Dampak dari perubahan ini diperkirakan akan terasa di seluruh rantai pasokan semikonduktor. Produsen peralatan AS seperti Lam Research, Applied Materials, dan KLA Corp kemungkinan akan mengalami penurunan penjualan ke Tiongkok, karena aturan baru mengharuskan adanya lisensi untuk semua pengiriman peralatan di masa depan ke Samsung dan SK Hynix. Saham perusahaan-perusahaan ini turun sebagai respons atas berita tersebut, menandakan kekhawatiran investor terhadap berkurangnya akses ke pasar manufaktur Tiongkok. Pergeseran ini juga berpotensi menguntungkan perusahaan AS seperti Micron, yang bersaing langsung dengan produsen chip memori asal Korea Selatan [1].

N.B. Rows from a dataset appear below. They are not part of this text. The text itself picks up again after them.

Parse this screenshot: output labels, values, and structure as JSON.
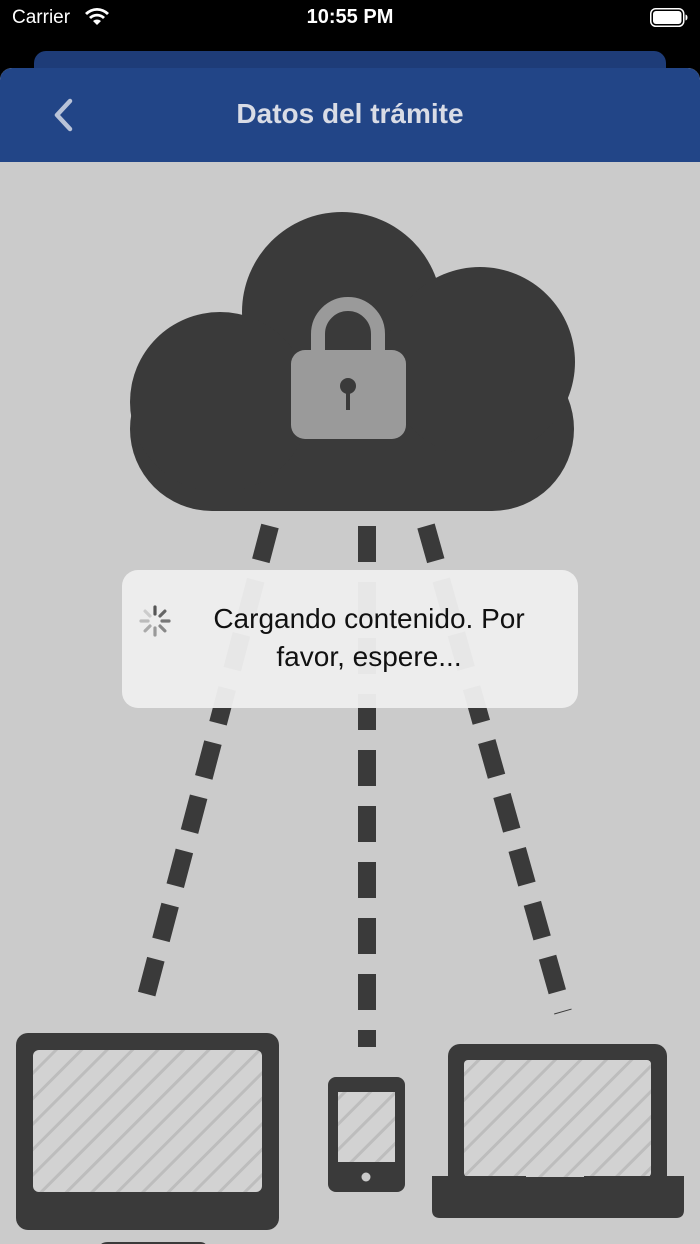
{
  "status_bar": {
    "carrier": "Carrier",
    "time": "10:55 PM",
    "icons": [
      "wifi-icon",
      "battery-icon"
    ]
  },
  "nav": {
    "title": "Datos del trámite",
    "back_icon": "chevron-left-icon"
  },
  "loading": {
    "message": "Cargando contenido. Por favor, espere...",
    "icon": "spinner-icon"
  },
  "illustration": {
    "elements": [
      "cloud-icon",
      "padlock-icon",
      "desktop-monitor-icon",
      "smartphone-icon",
      "laptop-icon"
    ]
  },
  "colors": {
    "nav_background": "#224587",
    "nav_title": "#d9dce6",
    "content_background": "#cbcbcb",
    "illustration_dark": "#3a3a3a",
    "illustration_gray": "#9a9a9a"
  }
}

Pemerintah AS juga telah berkoordinasi dengan Jepang dan Belanda untuk menyelaraskan kebijakan kontrol ekspor, memperkuat konsensus global dalam membatasi akses Tiongkok terhadap manufaktur semikonduktor canggih. Kontrol ini semakin diperkuat oleh Foreign Direct Product Rule (FDPR), yang memperluas pembatasan pada barang yang diproduksi menggunakan teknologi atau perangkat lunak AS, bahkan jika diproduksi di luar AS. FDPR telah diperluas tidak hanya mencakup peralatan, tetapi juga chip dan teknik pengemasan, memastikan bahwa bahkan akses tidak langsung ke teknologi canggih AS pun dikendalikan secara ketat [2].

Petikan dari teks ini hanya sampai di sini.